6        The issue in this appeal is whether Malsbury’s reckless driving conviction in Washington counts as a previous conviction for purposes of Wisconsin’s OWI law.  Wisconsin has an accelerated penalty structure for OWI offenses such that each successive OWI conviction results in greater penalties.  Wis. Stat. § 346.65(2).  When determining the penalty for OWI, Wisconsin courts count:

Convictions under the law of another jurisdiction that prohibits a person from refusing chemical testing or using a motor vehicle while intoxicated or under the influence of a controlled substance or controlled substance analog, or a combination thereof; with an excess or specified range of alcohol concentration; while under the influence of any drug to a degree that renders the person incapable of safely driving; or while having a detectable amount of a restricted controlled substance in his or her blood, as those or substantially similar terms are used in that jurisdiction’s laws.

Wis.

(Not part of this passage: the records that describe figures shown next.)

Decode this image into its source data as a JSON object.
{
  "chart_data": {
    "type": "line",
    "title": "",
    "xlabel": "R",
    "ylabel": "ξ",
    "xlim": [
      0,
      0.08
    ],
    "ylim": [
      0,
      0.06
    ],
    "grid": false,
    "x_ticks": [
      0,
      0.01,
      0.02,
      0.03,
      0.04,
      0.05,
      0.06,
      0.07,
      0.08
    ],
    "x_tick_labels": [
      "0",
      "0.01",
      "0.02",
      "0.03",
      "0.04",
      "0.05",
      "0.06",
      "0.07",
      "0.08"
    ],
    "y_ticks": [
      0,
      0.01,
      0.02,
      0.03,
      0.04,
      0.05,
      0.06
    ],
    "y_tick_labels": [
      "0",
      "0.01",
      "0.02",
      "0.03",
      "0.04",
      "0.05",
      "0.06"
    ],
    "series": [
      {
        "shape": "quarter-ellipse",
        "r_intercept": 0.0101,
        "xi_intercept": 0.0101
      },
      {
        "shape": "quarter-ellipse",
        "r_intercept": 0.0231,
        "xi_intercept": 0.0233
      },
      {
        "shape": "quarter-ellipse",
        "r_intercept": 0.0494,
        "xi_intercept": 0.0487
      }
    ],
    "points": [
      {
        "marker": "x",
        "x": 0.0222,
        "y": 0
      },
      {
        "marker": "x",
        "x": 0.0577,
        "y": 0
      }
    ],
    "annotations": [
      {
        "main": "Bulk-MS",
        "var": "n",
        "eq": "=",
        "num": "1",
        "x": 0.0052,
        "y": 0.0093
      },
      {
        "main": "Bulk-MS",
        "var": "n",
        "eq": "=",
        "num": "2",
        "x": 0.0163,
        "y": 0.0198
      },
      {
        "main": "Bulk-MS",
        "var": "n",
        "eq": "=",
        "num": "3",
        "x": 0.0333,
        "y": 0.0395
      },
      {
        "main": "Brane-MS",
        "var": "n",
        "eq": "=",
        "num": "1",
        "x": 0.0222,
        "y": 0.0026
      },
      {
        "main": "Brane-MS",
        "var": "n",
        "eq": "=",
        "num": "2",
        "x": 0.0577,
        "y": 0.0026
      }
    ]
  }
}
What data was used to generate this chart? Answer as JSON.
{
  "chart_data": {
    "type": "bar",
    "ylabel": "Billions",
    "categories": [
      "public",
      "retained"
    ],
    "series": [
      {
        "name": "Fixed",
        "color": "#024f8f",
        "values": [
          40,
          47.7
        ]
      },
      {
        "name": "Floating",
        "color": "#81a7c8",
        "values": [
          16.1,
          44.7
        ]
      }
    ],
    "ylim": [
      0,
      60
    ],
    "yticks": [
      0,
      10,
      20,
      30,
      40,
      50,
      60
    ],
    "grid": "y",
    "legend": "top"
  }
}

Stat. § 343.307(1)(d). 

 

7        We hold that Malsbury’s Washington reckless driving conviction counts as a prior conviction for purposes of Wisconsin’s accelerated OWI penalty structure.  Our decision is guided by Washington’s DUI penalty structure, which counts a conviction for reckless driving as a “prior offense” when the conviction was originally charged as DUI.  See Wash. Rev. Code Ann.
§ 46.61.5055(14)(v) (West 2011).  Malsbury’s sentence has all the characteristics of an OWI-type conviction:  he was ordered to undergo an alcohol assessment, attend a victim impact panel, and attend alcohol information school.  Finally, for purposes of OWI sentence enhancement, Wisconsin counts “[c]onvictions under the law of another jurisdiction that prohibits a person from … using a motor vehicle while intoxicated … [or] with an excess or specified range of alcohol concentration.”  Wis. Stat. § 343.307(1)(d).

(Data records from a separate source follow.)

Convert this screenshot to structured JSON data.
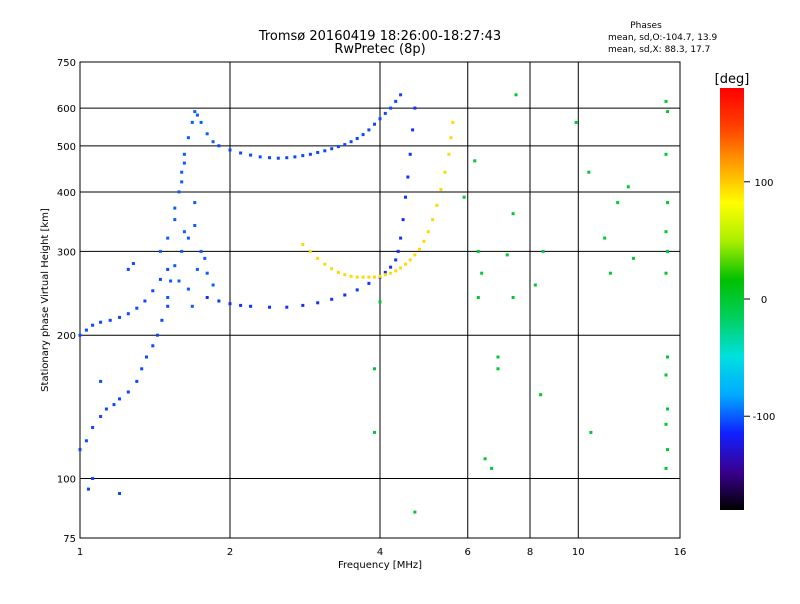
{
  "chart_data": {
    "type": "scatter",
    "title": "Tromsø 20160419 18:26:00-18:27:43",
    "subtitle": "RwPretec (8p)",
    "stats": {
      "heading": "Phases",
      "line_o": "mean, sd,O:-104.7, 13.9",
      "line_x": "mean, sd,X:  88.3, 17.7"
    },
    "xlabel": "Frequency [MHz]",
    "ylabel": "Stationary phase Virtual Height [km]",
    "x_scale": "log",
    "y_scale": "log",
    "xlim": [
      1,
      16
    ],
    "ylim": [
      75,
      750
    ],
    "grid": true,
    "x_ticks": [
      1,
      2,
      4,
      6,
      8,
      10,
      16
    ],
    "x_tick_labels": [
      "1",
      "2",
      "4",
      "6",
      "8",
      "10",
      "16"
    ],
    "y_ticks": [
      75,
      100,
      200,
      300,
      400,
      500,
      600,
      750
    ],
    "y_tick_labels": [
      "75",
      "100",
      "200",
      "300",
      "400",
      "500",
      "600",
      "750"
    ],
    "colorbar": {
      "label": "[deg]",
      "range": [
        -180,
        180
      ],
      "ticks": [
        100,
        0,
        -100
      ],
      "tick_labels": [
        "100",
        "0",
        "-100"
      ],
      "stops": [
        "#000000",
        "#3a0090",
        "#1020ff",
        "#00aaff",
        "#00e0e0",
        "#00d060",
        "#00c000",
        "#aaee00",
        "#ffff00",
        "#ffa000",
        "#ff4000",
        "#ff0000"
      ]
    },
    "series": [
      {
        "trace": "low-frequency trace 1.0–1.5 MHz (O)",
        "phase_deg": -105,
        "points": [
          [
            1.0,
            200
          ],
          [
            1.03,
            205
          ],
          [
            1.06,
            210
          ],
          [
            1.1,
            213
          ],
          [
            1.15,
            215
          ],
          [
            1.2,
            218
          ],
          [
            1.25,
            222
          ],
          [
            1.3,
            228
          ],
          [
            1.35,
            236
          ],
          [
            1.4,
            248
          ],
          [
            1.45,
            262
          ],
          [
            1.5,
            275
          ],
          [
            1.0,
            115
          ],
          [
            1.03,
            120
          ],
          [
            1.06,
            128
          ],
          [
            1.1,
            135
          ],
          [
            1.13,
            140
          ],
          [
            1.17,
            143
          ],
          [
            1.2,
            147
          ],
          [
            1.25,
            152
          ],
          [
            1.3,
            160
          ],
          [
            1.33,
            170
          ],
          [
            1.36,
            180
          ],
          [
            1.4,
            190
          ],
          [
            1.43,
            200
          ],
          [
            1.46,
            215
          ],
          [
            1.5,
            230
          ],
          [
            1.06,
            100
          ],
          [
            1.04,
            95
          ],
          [
            1.2,
            93
          ],
          [
            1.1,
            160
          ],
          [
            1.25,
            275
          ],
          [
            1.28,
            283
          ]
        ]
      },
      {
        "trace": "spread echoes 1.4–1.9 MHz (O)",
        "phase_deg": -100,
        "points": [
          [
            1.45,
            300
          ],
          [
            1.5,
            320
          ],
          [
            1.55,
            350
          ],
          [
            1.58,
            400
          ],
          [
            1.6,
            440
          ],
          [
            1.62,
            480
          ],
          [
            1.65,
            520
          ],
          [
            1.68,
            560
          ],
          [
            1.7,
            590
          ],
          [
            1.72,
            580
          ],
          [
            1.75,
            560
          ],
          [
            1.8,
            530
          ],
          [
            1.85,
            510
          ],
          [
            1.52,
            260
          ],
          [
            1.55,
            280
          ],
          [
            1.6,
            300
          ],
          [
            1.65,
            320
          ],
          [
            1.7,
            340
          ],
          [
            1.55,
            370
          ],
          [
            1.6,
            420
          ],
          [
            1.62,
            460
          ],
          [
            1.7,
            380
          ],
          [
            1.75,
            300
          ],
          [
            1.8,
            270
          ],
          [
            1.85,
            255
          ],
          [
            1.5,
            240
          ],
          [
            1.58,
            260
          ],
          [
            1.65,
            250
          ],
          [
            1.72,
            275
          ],
          [
            1.78,
            290
          ],
          [
            1.68,
            230
          ],
          [
            1.62,
            330
          ]
        ]
      },
      {
        "trace": "F trace 1.8–4.3 MHz upper (O)",
        "phase_deg": -105,
        "points": [
          [
            1.9,
            500
          ],
          [
            2.0,
            490
          ],
          [
            2.1,
            483
          ],
          [
            2.2,
            478
          ],
          [
            2.3,
            474
          ],
          [
            2.4,
            472
          ],
          [
            2.5,
            471
          ],
          [
            2.6,
            472
          ],
          [
            2.7,
            474
          ],
          [
            2.8,
            477
          ],
          [
            2.9,
            480
          ],
          [
            3.0,
            484
          ],
          [
            3.1,
            488
          ],
          [
            3.2,
            493
          ],
          [
            3.3,
            498
          ],
          [
            3.4,
            503
          ],
          [
            3.5,
            510
          ],
          [
            3.6,
            518
          ],
          [
            3.7,
            528
          ],
          [
            3.8,
            540
          ],
          [
            3.9,
            555
          ],
          [
            4.0,
            570
          ],
          [
            4.1,
            585
          ],
          [
            4.2,
            600
          ],
          [
            4.3,
            620
          ],
          [
            4.4,
            640
          ]
        ]
      },
      {
        "trace": "F trace 1.8–4.7 MHz lower (O)",
        "phase_deg": -110,
        "points": [
          [
            1.8,
            240
          ],
          [
            1.9,
            236
          ],
          [
            2.0,
            233
          ],
          [
            2.1,
            231
          ],
          [
            2.2,
            230
          ],
          [
            2.4,
            229
          ],
          [
            2.6,
            229
          ],
          [
            2.8,
            231
          ],
          [
            3.0,
            234
          ],
          [
            3.2,
            238
          ],
          [
            3.4,
            243
          ],
          [
            3.6,
            249
          ],
          [
            3.8,
            257
          ],
          [
            4.0,
            265
          ],
          [
            4.1,
            271
          ],
          [
            4.2,
            278
          ],
          [
            4.3,
            288
          ],
          [
            4.35,
            300
          ],
          [
            4.4,
            320
          ],
          [
            4.45,
            350
          ],
          [
            4.5,
            390
          ],
          [
            4.55,
            430
          ],
          [
            4.6,
            480
          ],
          [
            4.65,
            540
          ],
          [
            4.7,
            600
          ]
        ]
      },
      {
        "trace": "X-mode trace 2.8–5.7 MHz",
        "phase_deg": 95,
        "points": [
          [
            2.8,
            310
          ],
          [
            2.9,
            300
          ],
          [
            3.0,
            290
          ],
          [
            3.1,
            282
          ],
          [
            3.2,
            276
          ],
          [
            3.3,
            271
          ],
          [
            3.4,
            268
          ],
          [
            3.5,
            266
          ],
          [
            3.6,
            265
          ],
          [
            3.7,
            265
          ],
          [
            3.8,
            265
          ],
          [
            3.9,
            265
          ],
          [
            4.0,
            266
          ],
          [
            4.1,
            268
          ],
          [
            4.2,
            270
          ],
          [
            4.3,
            273
          ],
          [
            4.4,
            277
          ],
          [
            4.5,
            282
          ],
          [
            4.6,
            288
          ],
          [
            4.7,
            295
          ],
          [
            4.8,
            303
          ],
          [
            4.9,
            315
          ],
          [
            5.0,
            330
          ],
          [
            5.1,
            350
          ],
          [
            5.2,
            375
          ],
          [
            5.3,
            405
          ],
          [
            5.4,
            440
          ],
          [
            5.5,
            480
          ],
          [
            5.55,
            520
          ],
          [
            5.6,
            560
          ]
        ]
      },
      {
        "trace": "scattered returns",
        "phase_deg": 0,
        "points": [
          [
            3.9,
            170
          ],
          [
            3.9,
            125
          ],
          [
            4.7,
            85
          ],
          [
            4.0,
            235
          ],
          [
            5.9,
            390
          ],
          [
            6.3,
            300
          ],
          [
            6.4,
            270
          ],
          [
            6.3,
            240
          ],
          [
            6.9,
            180
          ],
          [
            6.9,
            170
          ],
          [
            7.2,
            295
          ],
          [
            7.4,
            360
          ],
          [
            7.4,
            240
          ],
          [
            7.5,
            640
          ],
          [
            8.2,
            255
          ],
          [
            8.5,
            300
          ],
          [
            9.9,
            560
          ],
          [
            10.5,
            440
          ],
          [
            10.6,
            125
          ],
          [
            11.3,
            320
          ],
          [
            11.6,
            270
          ],
          [
            12.0,
            380
          ],
          [
            12.6,
            410
          ],
          [
            12.9,
            290
          ],
          [
            15.0,
            620
          ],
          [
            15.1,
            590
          ],
          [
            15.0,
            480
          ],
          [
            15.1,
            380
          ],
          [
            15.0,
            330
          ],
          [
            15.1,
            300
          ],
          [
            15.0,
            270
          ],
          [
            15.1,
            180
          ],
          [
            15.0,
            165
          ],
          [
            15.1,
            140
          ],
          [
            15.0,
            130
          ],
          [
            15.1,
            115
          ],
          [
            15.0,
            105
          ],
          [
            6.5,
            110
          ],
          [
            6.7,
            105
          ],
          [
            8.4,
            150
          ],
          [
            6.2,
            465
          ]
        ]
      }
    ]
  }
}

8        Our holding is consistent with the purpose of Wisconsin’s OWI laws.  As the Wisconsin Supreme Court stated, Wis. Stat. § 343.307(1)(d) was meant to “apply broadly to prior out-of-state conduct.”  State v. Carter, 2010 WI 132, ¶42, 330 Wis. 2d 1, 794 N.W.2d 213.  We will construe the OWI laws “to facilitate the identification of drunken drivers and their removal from the highways.”  State v. Neitzel, 95 Wis. 2d 191, 193, 289 N.W.2d 828 (1980).  Additionally, “the purpose of general repeater statutes is to increase the punishment of persons who fail to learn to respect the law after suffering the initial penalties and embarrassment of conviction.”  State v. Banks, 105 Wis. 2d 32, 49, 313 N.W.2d 67 (1981).  Counting Malsbury’s reckless driving conviction in Washington as a previous conviction furthers the goal of Wisconsin’s OWI laws. 

CONCLUSION

9        Malsbury’s conviction for a second-offense OWI pursuant to Wis. Stat. § 346.63(1)(a) is affirmed. 

            By the Court.—Judgment affirmed. 

            This opinion will not be published.  See Wis. Stat. Rule 809.23(1)(b)4. 

 

 

 

 


 



[1]  This appeal is decided by one judge pursuant to Wis. Stat. § 752.31(2)(f) (2009-10).  All references to the Wisconsin Statutes are to the 2009-10 version unless otherwise noted.

[2]  The Department of Transportation originally notified the Walworth County District Attorney’s office that Malsbury was convicted in Washington for failure to take a test.  The State later conceded that this information was erroneous, but continued to prosecute Malsbury for a second-offense OWI.